Predicting Transport, Mechanical, and Microstructural Properties of Porous Li-Ion Battery Electrodes by a Particle-Based Simulation
Transport properties and performance of porous electrodes in Li-ion batteries are highly affected by microstructure, and in turn, the microstructure is influenced by the fabrication process. Therefore, a detailed knowledge of the relationships between transport properties, microstructure, and fabrication process variables is essential for battery researchers and manufacturers in order to model and design optimized batteries.
Factors that influence electrode microstructure include high-level variables such as composition and porosity, as well as detailed fabrication conditions. The fabrication process for Li-ion electrode films includes mixing a slurry of carbon, binder, solvent, and active material; coating the slurry onto a metallic current collector; drying the film; and calendering to the desired porosity. The resulting microstructure of commercially made battery electrodes is not necessarily optimal, and improvements could be made with a detailed physical understanding of each step.

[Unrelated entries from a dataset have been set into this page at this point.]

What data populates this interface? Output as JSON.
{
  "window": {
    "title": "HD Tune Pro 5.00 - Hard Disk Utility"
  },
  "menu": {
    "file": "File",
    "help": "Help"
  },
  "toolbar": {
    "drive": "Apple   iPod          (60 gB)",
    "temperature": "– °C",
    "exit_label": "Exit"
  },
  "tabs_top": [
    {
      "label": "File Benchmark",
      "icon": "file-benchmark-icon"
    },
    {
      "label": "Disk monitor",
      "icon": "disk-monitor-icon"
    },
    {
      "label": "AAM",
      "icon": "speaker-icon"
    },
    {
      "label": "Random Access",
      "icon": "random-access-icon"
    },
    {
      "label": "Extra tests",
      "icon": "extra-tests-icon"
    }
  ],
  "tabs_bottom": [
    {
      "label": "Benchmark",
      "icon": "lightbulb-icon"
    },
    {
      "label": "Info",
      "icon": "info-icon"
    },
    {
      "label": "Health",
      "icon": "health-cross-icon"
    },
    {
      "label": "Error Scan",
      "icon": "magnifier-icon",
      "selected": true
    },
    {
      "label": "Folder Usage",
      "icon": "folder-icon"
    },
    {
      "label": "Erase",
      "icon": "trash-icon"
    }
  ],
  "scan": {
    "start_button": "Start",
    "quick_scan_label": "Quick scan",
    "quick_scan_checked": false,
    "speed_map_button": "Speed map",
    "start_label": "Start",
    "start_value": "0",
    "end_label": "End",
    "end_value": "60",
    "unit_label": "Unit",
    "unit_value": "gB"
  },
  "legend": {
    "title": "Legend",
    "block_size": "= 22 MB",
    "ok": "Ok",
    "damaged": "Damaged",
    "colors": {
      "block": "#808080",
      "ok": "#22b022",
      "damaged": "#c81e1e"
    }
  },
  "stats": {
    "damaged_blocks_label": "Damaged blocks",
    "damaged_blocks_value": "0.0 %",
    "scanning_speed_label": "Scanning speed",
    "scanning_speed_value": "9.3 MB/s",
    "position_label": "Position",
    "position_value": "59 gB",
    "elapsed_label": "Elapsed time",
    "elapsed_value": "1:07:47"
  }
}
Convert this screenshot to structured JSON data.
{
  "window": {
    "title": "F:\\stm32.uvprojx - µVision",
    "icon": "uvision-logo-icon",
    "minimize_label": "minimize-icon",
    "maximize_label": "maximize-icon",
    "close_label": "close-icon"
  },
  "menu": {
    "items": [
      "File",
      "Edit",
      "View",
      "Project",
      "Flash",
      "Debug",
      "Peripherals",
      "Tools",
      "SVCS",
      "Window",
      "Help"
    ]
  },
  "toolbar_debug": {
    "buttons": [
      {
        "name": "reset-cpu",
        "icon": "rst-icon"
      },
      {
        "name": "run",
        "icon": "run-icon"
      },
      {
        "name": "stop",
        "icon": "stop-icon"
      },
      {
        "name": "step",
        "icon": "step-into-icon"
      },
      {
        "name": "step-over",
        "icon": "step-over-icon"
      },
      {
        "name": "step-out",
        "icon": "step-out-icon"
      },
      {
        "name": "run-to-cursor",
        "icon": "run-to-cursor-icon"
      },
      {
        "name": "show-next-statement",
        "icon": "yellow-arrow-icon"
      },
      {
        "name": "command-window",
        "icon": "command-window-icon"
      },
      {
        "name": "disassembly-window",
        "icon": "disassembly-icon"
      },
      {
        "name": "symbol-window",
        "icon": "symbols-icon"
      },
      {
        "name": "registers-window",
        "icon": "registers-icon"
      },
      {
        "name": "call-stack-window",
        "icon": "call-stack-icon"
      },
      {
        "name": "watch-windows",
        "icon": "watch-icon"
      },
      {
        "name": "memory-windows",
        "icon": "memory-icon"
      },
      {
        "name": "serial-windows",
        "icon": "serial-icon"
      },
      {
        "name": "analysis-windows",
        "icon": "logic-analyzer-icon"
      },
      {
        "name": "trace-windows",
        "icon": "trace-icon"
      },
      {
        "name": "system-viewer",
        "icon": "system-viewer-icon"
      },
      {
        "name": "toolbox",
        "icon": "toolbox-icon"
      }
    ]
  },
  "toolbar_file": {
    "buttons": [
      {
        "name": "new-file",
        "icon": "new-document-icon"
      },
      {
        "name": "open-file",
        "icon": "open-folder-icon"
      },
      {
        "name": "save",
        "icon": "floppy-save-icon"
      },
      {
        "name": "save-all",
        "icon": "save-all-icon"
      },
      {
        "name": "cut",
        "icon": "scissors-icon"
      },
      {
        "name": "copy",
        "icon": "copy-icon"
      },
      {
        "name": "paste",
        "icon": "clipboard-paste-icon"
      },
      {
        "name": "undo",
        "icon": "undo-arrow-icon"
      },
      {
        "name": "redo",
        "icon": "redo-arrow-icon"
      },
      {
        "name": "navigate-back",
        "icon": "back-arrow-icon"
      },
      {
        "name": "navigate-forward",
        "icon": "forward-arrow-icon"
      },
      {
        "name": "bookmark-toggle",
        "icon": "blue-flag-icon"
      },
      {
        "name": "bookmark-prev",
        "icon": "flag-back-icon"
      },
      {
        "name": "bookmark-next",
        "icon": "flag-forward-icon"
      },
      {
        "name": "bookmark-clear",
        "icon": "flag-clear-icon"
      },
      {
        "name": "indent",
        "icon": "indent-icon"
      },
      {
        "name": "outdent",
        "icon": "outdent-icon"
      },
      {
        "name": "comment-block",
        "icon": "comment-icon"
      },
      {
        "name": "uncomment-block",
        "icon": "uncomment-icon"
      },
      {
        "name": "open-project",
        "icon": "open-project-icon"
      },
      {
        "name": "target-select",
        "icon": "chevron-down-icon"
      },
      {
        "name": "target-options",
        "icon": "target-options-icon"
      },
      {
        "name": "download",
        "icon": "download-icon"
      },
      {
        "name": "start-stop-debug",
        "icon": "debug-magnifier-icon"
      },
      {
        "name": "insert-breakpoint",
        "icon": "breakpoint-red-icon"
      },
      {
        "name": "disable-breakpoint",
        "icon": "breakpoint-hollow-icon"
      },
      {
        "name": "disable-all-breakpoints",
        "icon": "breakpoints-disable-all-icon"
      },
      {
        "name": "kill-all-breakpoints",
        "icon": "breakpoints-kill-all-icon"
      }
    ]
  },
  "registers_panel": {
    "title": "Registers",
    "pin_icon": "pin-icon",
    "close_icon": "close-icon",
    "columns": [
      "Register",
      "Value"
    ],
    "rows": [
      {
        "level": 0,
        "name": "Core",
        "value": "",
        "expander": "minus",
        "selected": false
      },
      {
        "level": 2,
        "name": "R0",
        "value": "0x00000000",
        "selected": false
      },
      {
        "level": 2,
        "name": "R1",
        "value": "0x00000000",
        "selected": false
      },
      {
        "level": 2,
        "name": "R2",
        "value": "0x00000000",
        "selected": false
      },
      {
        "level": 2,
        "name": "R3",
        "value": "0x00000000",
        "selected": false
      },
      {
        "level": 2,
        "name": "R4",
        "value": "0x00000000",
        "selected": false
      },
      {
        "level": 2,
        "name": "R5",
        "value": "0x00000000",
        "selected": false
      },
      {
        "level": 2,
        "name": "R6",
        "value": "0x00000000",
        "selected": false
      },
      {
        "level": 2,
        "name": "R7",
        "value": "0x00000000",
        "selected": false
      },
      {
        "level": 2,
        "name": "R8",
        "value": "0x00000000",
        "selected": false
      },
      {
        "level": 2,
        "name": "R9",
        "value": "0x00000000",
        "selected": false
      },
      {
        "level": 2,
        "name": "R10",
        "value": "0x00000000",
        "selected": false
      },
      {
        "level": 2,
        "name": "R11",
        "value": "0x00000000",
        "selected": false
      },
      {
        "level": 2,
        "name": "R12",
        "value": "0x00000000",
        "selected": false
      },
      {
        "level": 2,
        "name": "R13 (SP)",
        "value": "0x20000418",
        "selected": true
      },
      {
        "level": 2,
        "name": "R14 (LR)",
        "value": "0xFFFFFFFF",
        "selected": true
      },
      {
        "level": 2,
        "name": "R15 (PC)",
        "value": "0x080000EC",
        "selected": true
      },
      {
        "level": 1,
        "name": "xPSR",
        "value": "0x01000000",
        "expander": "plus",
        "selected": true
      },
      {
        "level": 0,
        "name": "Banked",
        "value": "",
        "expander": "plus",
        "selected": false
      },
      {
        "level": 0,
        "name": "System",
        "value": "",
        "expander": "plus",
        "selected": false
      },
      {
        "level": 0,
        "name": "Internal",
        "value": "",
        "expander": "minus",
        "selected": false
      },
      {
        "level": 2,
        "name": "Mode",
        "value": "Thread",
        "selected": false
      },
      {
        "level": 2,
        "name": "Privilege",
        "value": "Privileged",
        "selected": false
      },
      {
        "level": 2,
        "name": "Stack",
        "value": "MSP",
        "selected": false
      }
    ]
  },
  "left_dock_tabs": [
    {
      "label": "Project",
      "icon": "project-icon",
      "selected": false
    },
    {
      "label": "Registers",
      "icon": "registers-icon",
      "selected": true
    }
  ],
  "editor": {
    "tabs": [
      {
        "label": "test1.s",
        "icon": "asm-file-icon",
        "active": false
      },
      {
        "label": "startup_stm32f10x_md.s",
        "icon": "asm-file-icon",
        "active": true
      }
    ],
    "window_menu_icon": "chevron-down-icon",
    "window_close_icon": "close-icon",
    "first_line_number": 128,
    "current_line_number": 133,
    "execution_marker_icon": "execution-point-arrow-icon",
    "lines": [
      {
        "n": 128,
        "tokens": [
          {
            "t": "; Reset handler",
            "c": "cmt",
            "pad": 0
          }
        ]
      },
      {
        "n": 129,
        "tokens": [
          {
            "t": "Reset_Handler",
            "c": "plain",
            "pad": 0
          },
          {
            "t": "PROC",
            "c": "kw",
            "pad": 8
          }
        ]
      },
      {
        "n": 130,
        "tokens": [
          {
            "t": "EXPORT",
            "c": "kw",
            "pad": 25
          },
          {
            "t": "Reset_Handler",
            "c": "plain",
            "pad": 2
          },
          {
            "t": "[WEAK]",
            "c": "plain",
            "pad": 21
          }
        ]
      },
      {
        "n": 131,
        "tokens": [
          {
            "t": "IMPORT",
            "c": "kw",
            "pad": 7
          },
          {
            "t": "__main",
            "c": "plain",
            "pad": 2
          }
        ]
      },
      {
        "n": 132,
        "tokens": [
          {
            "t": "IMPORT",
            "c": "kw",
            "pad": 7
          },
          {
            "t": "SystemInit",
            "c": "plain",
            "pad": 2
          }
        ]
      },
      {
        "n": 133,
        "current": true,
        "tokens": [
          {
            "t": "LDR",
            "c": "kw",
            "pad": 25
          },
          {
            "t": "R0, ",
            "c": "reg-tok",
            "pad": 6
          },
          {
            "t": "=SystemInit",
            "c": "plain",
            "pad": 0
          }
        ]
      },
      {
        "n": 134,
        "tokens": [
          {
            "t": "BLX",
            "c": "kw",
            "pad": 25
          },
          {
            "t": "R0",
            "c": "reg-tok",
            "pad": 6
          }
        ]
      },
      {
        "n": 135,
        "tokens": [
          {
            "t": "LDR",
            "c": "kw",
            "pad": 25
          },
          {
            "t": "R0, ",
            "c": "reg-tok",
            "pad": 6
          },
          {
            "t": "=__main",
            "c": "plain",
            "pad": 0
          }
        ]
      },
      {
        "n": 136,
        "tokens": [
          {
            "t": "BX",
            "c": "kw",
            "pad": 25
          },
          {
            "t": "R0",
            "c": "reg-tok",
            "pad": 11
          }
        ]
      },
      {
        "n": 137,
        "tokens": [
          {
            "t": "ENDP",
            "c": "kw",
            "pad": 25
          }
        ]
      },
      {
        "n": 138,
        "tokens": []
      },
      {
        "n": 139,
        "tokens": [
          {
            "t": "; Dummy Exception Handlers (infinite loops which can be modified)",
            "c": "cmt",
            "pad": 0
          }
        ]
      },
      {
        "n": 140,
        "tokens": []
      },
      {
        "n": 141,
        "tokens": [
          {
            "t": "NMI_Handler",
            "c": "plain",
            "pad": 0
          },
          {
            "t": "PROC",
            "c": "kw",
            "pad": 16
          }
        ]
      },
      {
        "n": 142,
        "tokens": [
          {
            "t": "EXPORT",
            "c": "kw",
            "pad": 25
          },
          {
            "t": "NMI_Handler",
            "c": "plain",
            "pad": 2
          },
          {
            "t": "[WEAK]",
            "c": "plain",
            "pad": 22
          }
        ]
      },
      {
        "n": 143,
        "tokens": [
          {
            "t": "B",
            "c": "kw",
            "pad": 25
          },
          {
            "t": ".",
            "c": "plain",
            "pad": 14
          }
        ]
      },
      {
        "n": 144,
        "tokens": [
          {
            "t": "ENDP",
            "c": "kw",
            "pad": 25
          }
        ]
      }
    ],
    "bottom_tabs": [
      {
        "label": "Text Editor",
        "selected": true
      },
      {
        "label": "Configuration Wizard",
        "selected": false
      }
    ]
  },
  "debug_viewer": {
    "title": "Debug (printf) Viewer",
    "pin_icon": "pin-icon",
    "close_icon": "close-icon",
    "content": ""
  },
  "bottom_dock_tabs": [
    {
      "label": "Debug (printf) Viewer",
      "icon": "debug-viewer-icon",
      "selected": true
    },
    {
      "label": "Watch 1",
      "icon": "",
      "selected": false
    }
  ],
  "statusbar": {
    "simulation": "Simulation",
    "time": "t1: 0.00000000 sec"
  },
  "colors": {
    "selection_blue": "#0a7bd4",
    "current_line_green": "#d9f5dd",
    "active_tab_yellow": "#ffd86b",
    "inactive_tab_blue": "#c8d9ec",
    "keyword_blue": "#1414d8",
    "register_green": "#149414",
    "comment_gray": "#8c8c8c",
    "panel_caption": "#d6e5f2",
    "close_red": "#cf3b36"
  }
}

In this work experiments and computer simulations are performed in order to elucidate fabrication-microstructure-performance relationships. A slurry made with a representative composition, namely with spherical active material particles (Toda NCM 523), carbon black, polymeric binder, and NMP solvent, was made in our laboratory. Slurry viscosity measurements at different shear rates, shrinkage ratio during the drying process, and dried electrode film elasticity (Young Modulus) were measured and used to parameterize the model.
LAMMPS, a molecular simulation code, was adapted for the mesoscale particle simulations. Shifted force Lennard-Jones and granular Hertzian potential were used to represent the interaction between particles. Relatively soft particles were used to represent implicit solvent, carbon, and binder aggregates. Relatively hard particles were used to represent active material. Equations of motion coupled to inter-particle forces are solved to simulate particle motion and subsequent immobilization during drying steps.
The microstructure of the dried film was validated by comparing to experimental results, namely FIB/SEM sequential cross-sections of real composite electrodes. Image processing algorithms were used to segment the images into three phases also used in the model: active material, carbon/binder domains, and macroscopic pores. In addition, effective electronic and ionic conductivities of the model structures were compared to experimental values.
This work is supported by the U.S. Department of Energy through the BMR program.